I appreciate your great support as always. I have a dataset with Customer vertices and Order vertices and these are connected in the following way

(Customer) --[:PURCHASED]--> (Order)

and no edges going from Order to Customer.

Now I would like to find out what the minimum, maximum and average amount of Orders per Customer are and perform the following query.

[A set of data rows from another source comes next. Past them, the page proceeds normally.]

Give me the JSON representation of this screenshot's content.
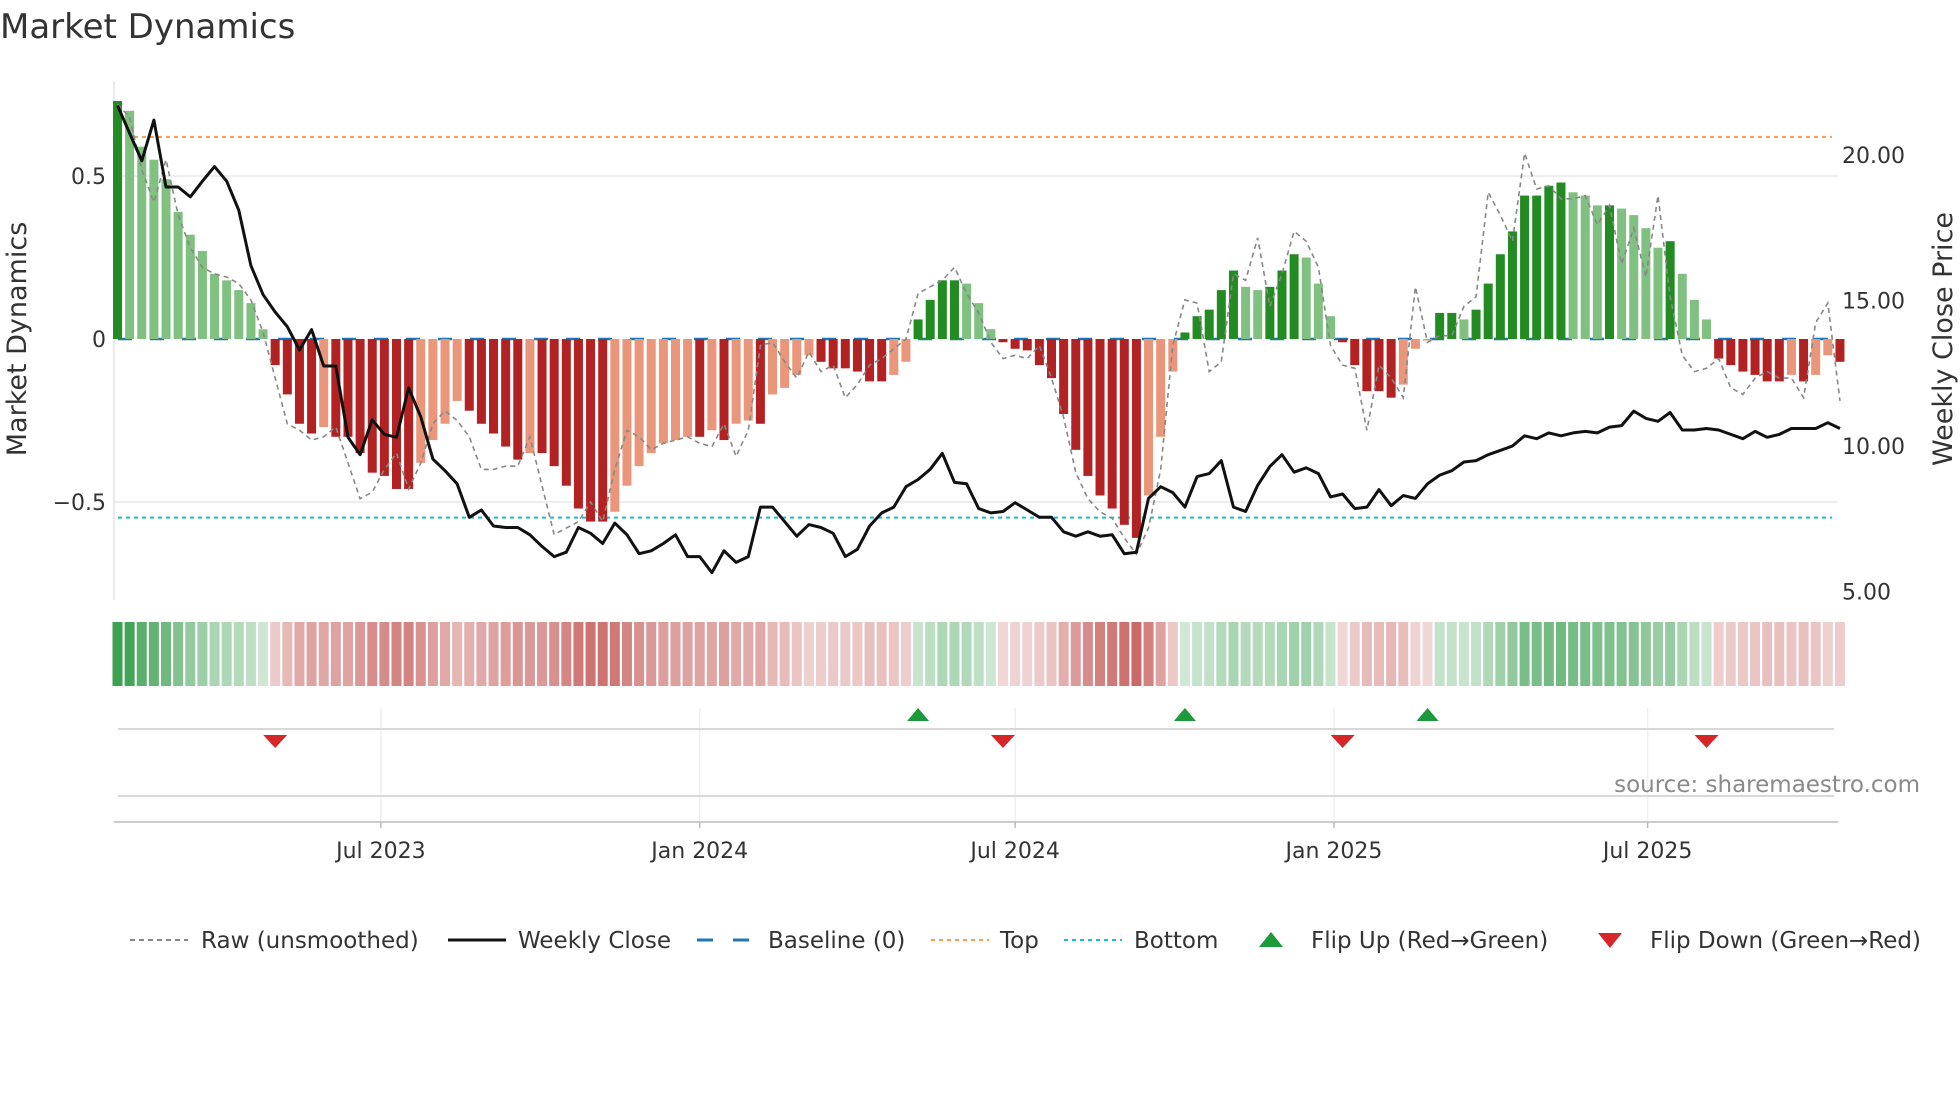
{
  "chart_data": {
    "type": "bar+line",
    "title": "Market Dynamics",
    "ylabel_left": "Market Dynamics",
    "ylabel_right": "Weekly Close Price",
    "frequency": "weekly",
    "start_date": "2023-01-30",
    "ylim_left": [
      -0.8,
      0.79
    ],
    "ylim_right": [
      4.7,
      22.4
    ],
    "yticks_left": [
      {
        "v": 0.5,
        "label": "0.5"
      },
      {
        "v": 0,
        "label": "0"
      },
      {
        "v": -0.5,
        "label": "−0.5"
      }
    ],
    "yticks_right": [
      {
        "v": 20,
        "label": "20.00"
      },
      {
        "v": 15,
        "label": "15.00"
      },
      {
        "v": 10,
        "label": "10.00"
      },
      {
        "v": 5,
        "label": "5.00"
      }
    ],
    "xticks": [
      {
        "date": "2023-07-01",
        "label": "Jul 2023"
      },
      {
        "date": "2024-01-01",
        "label": "Jan 2024"
      },
      {
        "date": "2024-07-01",
        "label": "Jul 2024"
      },
      {
        "date": "2025-01-01",
        "label": "Jan 2025"
      },
      {
        "date": "2025-07-01",
        "label": "Jul 2025"
      }
    ],
    "top_level": 0.62,
    "bottom_level": -0.548,
    "baseline": 0,
    "momentum": [
      0.73,
      0.7,
      0.59,
      0.55,
      0.49,
      0.39,
      0.32,
      0.27,
      0.2,
      0.18,
      0.15,
      0.11,
      0.03,
      -0.08,
      -0.17,
      -0.26,
      -0.29,
      -0.27,
      -0.3,
      -0.3,
      -0.35,
      -0.41,
      -0.42,
      -0.46,
      -0.46,
      -0.38,
      -0.31,
      -0.26,
      -0.19,
      -0.22,
      -0.26,
      -0.29,
      -0.33,
      -0.37,
      -0.35,
      -0.35,
      -0.39,
      -0.45,
      -0.52,
      -0.56,
      -0.56,
      -0.53,
      -0.45,
      -0.39,
      -0.35,
      -0.32,
      -0.31,
      -0.3,
      -0.3,
      -0.28,
      -0.31,
      -0.26,
      -0.25,
      -0.26,
      -0.17,
      -0.15,
      -0.11,
      -0.05,
      -0.07,
      -0.09,
      -0.09,
      -0.1,
      -0.13,
      -0.13,
      -0.11,
      -0.07,
      0.06,
      0.12,
      0.18,
      0.18,
      0.17,
      0.11,
      0.03,
      -0.01,
      -0.03,
      -0.035,
      -0.08,
      -0.12,
      -0.23,
      -0.34,
      -0.42,
      -0.48,
      -0.52,
      -0.57,
      -0.61,
      -0.48,
      -0.3,
      -0.1,
      0.02,
      0.07,
      0.09,
      0.15,
      0.21,
      0.16,
      0.15,
      0.16,
      0.21,
      0.26,
      0.25,
      0.17,
      0.07,
      -0.01,
      -0.08,
      -0.16,
      -0.16,
      -0.18,
      -0.14,
      -0.03,
      -0.005,
      0.08,
      0.08,
      0.06,
      0.09,
      0.17,
      0.26,
      0.33,
      0.44,
      0.44,
      0.47,
      0.48,
      0.45,
      0.44,
      0.41,
      0.41,
      0.4,
      0.38,
      0.34,
      0.28,
      0.3,
      0.2,
      0.12,
      0.06,
      -0.06,
      -0.08,
      -0.1,
      -0.11,
      -0.13,
      -0.13,
      -0.11,
      -0.13,
      -0.11,
      -0.05,
      -0.07
    ],
    "raw": [
      0.72,
      0.68,
      0.52,
      0.42,
      0.55,
      0.38,
      0.28,
      0.22,
      0.2,
      0.19,
      0.17,
      0.12,
      0.02,
      -0.12,
      -0.26,
      -0.28,
      -0.31,
      -0.3,
      -0.27,
      -0.38,
      -0.49,
      -0.47,
      -0.4,
      -0.35,
      -0.46,
      -0.38,
      -0.26,
      -0.22,
      -0.25,
      -0.3,
      -0.4,
      -0.4,
      -0.39,
      -0.39,
      -0.3,
      -0.45,
      -0.6,
      -0.58,
      -0.56,
      -0.5,
      -0.56,
      -0.4,
      -0.28,
      -0.3,
      -0.34,
      -0.32,
      -0.31,
      -0.3,
      -0.32,
      -0.33,
      -0.26,
      -0.36,
      -0.28,
      -0.02,
      -0.01,
      -0.07,
      -0.12,
      -0.04,
      -0.1,
      -0.08,
      -0.18,
      -0.14,
      -0.08,
      -0.06,
      -0.03,
      0.0,
      0.14,
      0.16,
      0.18,
      0.22,
      0.14,
      0.08,
      -0.01,
      -0.06,
      -0.05,
      -0.06,
      -0.02,
      -0.12,
      -0.24,
      -0.41,
      -0.49,
      -0.53,
      -0.55,
      -0.61,
      -0.66,
      -0.58,
      -0.4,
      -0.02,
      0.12,
      0.11,
      -0.1,
      -0.07,
      0.2,
      0.18,
      0.31,
      0.1,
      0.2,
      0.33,
      0.3,
      0.22,
      -0.02,
      -0.08,
      -0.09,
      -0.28,
      -0.08,
      -0.12,
      -0.18,
      0.16,
      -0.01,
      0.01,
      0.01,
      0.1,
      0.13,
      0.45,
      0.38,
      0.3,
      0.57,
      0.46,
      0.47,
      0.43,
      0.43,
      0.44,
      0.35,
      0.41,
      0.23,
      0.34,
      0.19,
      0.44,
      0.13,
      -0.05,
      -0.1,
      -0.09,
      -0.06,
      -0.15,
      -0.17,
      -0.12,
      -0.1,
      -0.12,
      -0.12,
      -0.18,
      0.05,
      0.11,
      -0.19
    ],
    "close": [
      21.7,
      20.75,
      19.8,
      21.2,
      18.9,
      18.9,
      18.56,
      19.1,
      19.6,
      19.1,
      18.1,
      16.2,
      15.2,
      14.6,
      14.1,
      13.3,
      14.0,
      12.75,
      12.75,
      10.3,
      9.7,
      10.9,
      10.4,
      10.3,
      12.0,
      11.0,
      9.55,
      9.15,
      8.7,
      7.55,
      7.8,
      7.25,
      7.2,
      7.2,
      6.95,
      6.55,
      6.2,
      6.35,
      7.2,
      7.0,
      6.65,
      7.35,
      6.95,
      6.3,
      6.4,
      6.65,
      6.95,
      6.2,
      6.2,
      5.65,
      6.4,
      6.0,
      6.2,
      7.9,
      7.9,
      7.4,
      6.9,
      7.3,
      7.2,
      7.0,
      6.2,
      6.45,
      7.25,
      7.7,
      7.9,
      8.6,
      8.85,
      9.2,
      9.75,
      8.75,
      8.7,
      7.85,
      7.7,
      7.75,
      8.05,
      7.8,
      7.55,
      7.55,
      7.05,
      6.9,
      7.05,
      6.9,
      6.95,
      6.3,
      6.35,
      8.2,
      8.6,
      8.4,
      7.9,
      8.95,
      9.05,
      9.5,
      7.9,
      7.75,
      8.65,
      9.3,
      9.7,
      9.1,
      9.25,
      9.05,
      8.25,
      8.35,
      7.85,
      7.9,
      8.5,
      7.95,
      8.3,
      8.2,
      8.7,
      9.0,
      9.15,
      9.45,
      9.5,
      9.7,
      9.85,
      10.0,
      10.35,
      10.25,
      10.45,
      10.35,
      10.45,
      10.5,
      10.45,
      10.65,
      10.7,
      11.2,
      10.95,
      10.85,
      11.15,
      10.55,
      10.55,
      10.6,
      10.55,
      10.4,
      10.25,
      10.5,
      10.3,
      10.4,
      10.6,
      10.6,
      10.6,
      10.8,
      10.6
    ],
    "flips_up": [
      "2024-05-06",
      "2024-10-07",
      "2025-02-24"
    ],
    "flips_down": [
      "2023-05-01",
      "2024-06-24",
      "2025-01-06",
      "2025-08-04"
    ],
    "legend": [
      {
        "key": "raw",
        "label": "Raw (unsmoothed)"
      },
      {
        "key": "close",
        "label": "Weekly Close"
      },
      {
        "key": "baseline",
        "label": "Baseline (0)"
      },
      {
        "key": "top",
        "label": "Top"
      },
      {
        "key": "bottom",
        "label": "Bottom"
      },
      {
        "key": "flip_up",
        "label": "Flip Up (Red→Green)"
      },
      {
        "key": "flip_down",
        "label": "Flip Down (Green→Red)"
      }
    ],
    "legend_position": "bottom",
    "source": "source: sharemaestro.com"
  },
  "colors": {
    "green_strong": "#228b22",
    "green_weak": "#80c080",
    "red_strong": "#b22222",
    "red_weak": "#e9967a",
    "close": "#111111",
    "raw": "#888888",
    "baseline": "#1f77b4",
    "top": "#f0a050",
    "bottom": "#17becf",
    "flip_up": "#1a9a3a",
    "flip_down": "#d62728"
  }
}
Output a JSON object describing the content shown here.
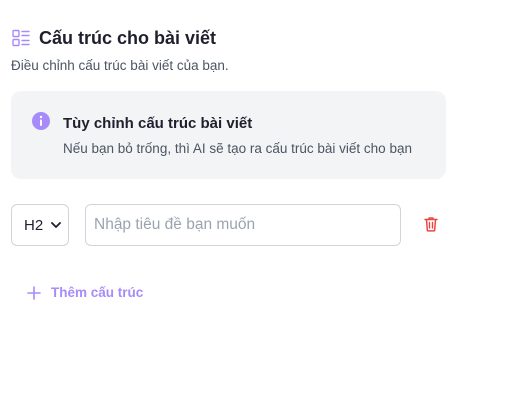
{
  "header": {
    "icon": "list-structure-icon",
    "title": "Cấu trúc cho bài viết",
    "subtitle": "Điều chỉnh cấu trúc bài viết của bạn."
  },
  "info_box": {
    "icon": "info-icon",
    "title": "Tùy chỉnh cấu trúc bài viết",
    "description": "Nếu bạn bỏ trống, thì AI sẽ tạo ra cấu trúc bài viết cho bạn"
  },
  "structure_rows": [
    {
      "heading_level": "H2",
      "title_value": "",
      "title_placeholder": "Nhập tiêu đề bạn muốn",
      "delete_icon": "trash-icon"
    }
  ],
  "add_button": {
    "icon": "plus-icon",
    "label": "Thêm cấu trúc"
  },
  "colors": {
    "accent": "#a78bfa",
    "danger": "#ef4444",
    "info_bg": "#f3f4f6",
    "text": "#1f1f2e",
    "muted": "#4b5563"
  }
}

``````MATCH (c:Customer) WITH
SIZE([(c)--(o:Order) | o]) AS amount
RETURN min(amount), max(amount), avg(amount)``````

This works perfectly fine. However, I would like to know if I can speed things up as the Customer vertices have the property 'customerID' which is unique and I have enforced a uniqueness constraint with respective index on 'customerID' for Customer vertices.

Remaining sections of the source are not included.